A Visit from Orion

Earlier this month, a test module of the Orion Pathfinder visited the Space and Rocket Center in Huntsville.

Orion Capsule on display in Huntsville

The Space Center hosted a lecture as part of their Pass the Torch series. Todd May, NASA’s Space Launch System Program Manager, and Mark Kirasich, NASA’s Orion Deputy Project Manager gave a presentation on the Orion project.

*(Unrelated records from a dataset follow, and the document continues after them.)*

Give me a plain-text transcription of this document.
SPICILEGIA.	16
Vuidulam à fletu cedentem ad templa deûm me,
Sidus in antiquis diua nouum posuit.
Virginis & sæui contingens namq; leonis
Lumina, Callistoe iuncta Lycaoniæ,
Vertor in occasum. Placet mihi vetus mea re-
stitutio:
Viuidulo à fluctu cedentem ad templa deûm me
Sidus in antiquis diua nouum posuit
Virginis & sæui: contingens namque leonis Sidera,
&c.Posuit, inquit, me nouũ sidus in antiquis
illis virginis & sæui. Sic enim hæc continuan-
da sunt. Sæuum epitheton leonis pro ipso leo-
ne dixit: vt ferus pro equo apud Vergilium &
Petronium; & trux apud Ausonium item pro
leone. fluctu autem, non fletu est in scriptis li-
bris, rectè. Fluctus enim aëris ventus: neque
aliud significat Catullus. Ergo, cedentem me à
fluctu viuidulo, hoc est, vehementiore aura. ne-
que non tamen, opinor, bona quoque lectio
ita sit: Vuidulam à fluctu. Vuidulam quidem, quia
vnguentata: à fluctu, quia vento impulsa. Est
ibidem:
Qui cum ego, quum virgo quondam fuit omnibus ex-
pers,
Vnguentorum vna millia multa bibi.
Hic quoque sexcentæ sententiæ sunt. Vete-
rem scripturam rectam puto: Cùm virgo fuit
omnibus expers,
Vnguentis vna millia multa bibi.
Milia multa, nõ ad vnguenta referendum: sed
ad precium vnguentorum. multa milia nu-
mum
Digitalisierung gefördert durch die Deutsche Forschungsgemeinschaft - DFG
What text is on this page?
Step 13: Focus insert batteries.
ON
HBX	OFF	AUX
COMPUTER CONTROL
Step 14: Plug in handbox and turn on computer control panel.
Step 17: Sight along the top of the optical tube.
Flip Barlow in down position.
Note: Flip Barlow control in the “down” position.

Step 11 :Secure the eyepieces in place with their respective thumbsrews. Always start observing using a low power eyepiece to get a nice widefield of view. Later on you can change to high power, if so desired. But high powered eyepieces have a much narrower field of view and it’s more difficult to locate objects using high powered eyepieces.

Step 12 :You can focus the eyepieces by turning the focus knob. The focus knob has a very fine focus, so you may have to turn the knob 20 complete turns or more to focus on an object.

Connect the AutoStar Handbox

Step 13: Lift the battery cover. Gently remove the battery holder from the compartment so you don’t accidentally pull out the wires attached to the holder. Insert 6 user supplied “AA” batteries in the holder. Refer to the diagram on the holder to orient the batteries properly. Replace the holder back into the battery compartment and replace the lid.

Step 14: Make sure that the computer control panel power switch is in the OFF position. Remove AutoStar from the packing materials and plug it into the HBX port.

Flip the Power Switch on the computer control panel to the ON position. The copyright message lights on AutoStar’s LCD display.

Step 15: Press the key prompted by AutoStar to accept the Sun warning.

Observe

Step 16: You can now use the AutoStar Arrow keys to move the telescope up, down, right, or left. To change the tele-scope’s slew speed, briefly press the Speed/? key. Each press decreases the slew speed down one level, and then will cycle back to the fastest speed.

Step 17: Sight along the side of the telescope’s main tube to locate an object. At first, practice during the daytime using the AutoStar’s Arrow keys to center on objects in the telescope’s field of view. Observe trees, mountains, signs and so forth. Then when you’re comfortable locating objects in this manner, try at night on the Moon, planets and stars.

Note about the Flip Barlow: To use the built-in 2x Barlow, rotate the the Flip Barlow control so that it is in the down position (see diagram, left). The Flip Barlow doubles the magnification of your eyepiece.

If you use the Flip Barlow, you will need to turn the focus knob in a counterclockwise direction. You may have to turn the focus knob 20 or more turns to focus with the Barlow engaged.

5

What was most exciting about their presentations was the focus on Mars. The Orion program’s aim is to get humans on Mars, and further out into our solar system. 
The entire right half of the auditorium was filled with schoolchildren from Georgia. I’m really glad they were there, because after the lecture there was a Q&A session, and they were the only ones who came prepared with questions. 
And their questions were really great. 
The presenters had made a big deal of telling the children that they were the future of the space program. And that they’d be the ones exploring Mars and other worlds someday. 
When it came time for the Q&A, one boy asked his question with a tone of exasperation beneath his politeness: “So, you keep saying we’re the future, and we’re going to get to go to space when we’re older. But do you ever think there’ll be a time when kids can go to space? Like, at the age we’re at right now?”
He’s itching to go to space. He wants to go now
And even though I was sitting on the left side of the room, with people my age and mostly older, there were rumbles of support for the kid’s question. We want to go too. 
Outside the US Space & Rocket Center in Huntsville, AL
Another great question asked by one of the schoolkids:
“So why did we ever switch to the shuttle when we knew that the Apollo design worked?”
The presenters said that the shuttle design helped carry payload back and forth to the International Space Station. 
After the lecture and Q&A ended, we wandered out into the Davidson Center. At the end of the long hallway that holds the Saturn V rocket, there’s a glass display case with this inside:
An Apollo capsule on loan from the Smithsonian
I grew up in the 80’s, so the shuttle missions are my milestones, just like the Apollo missions were for my father. I watched the Challenger live on TV in my elementary classroom. And I remember sitting in the break room at work watching the last US shuttle launch on the television and feeling a great sadness at never going to one of the launches down in Florida. 
But maybe the capsule design is better for capturing the imagination of the world. 
With the shuttle we ferried supplies. But with Orion, the focus is exploration, heading further and further out into the cosmos. And that sense of exploration is what makes people excited about the space program. It’s what fuels great stories and films that inspire children to study the sciences. Stories of the USS Enterprise would not have been as interesting if they’d spent all of their time between Earth and the ISS. 
Before the Orion visited Huntsville, I had no idea what was going on right now in the space program. With the shuttles decommissioned, I thought the whole program was in decline, and that we’d be forever hitching rides. 
But the space program is still alive, and I’m ready to start exploring. Even if it’s only in my stories.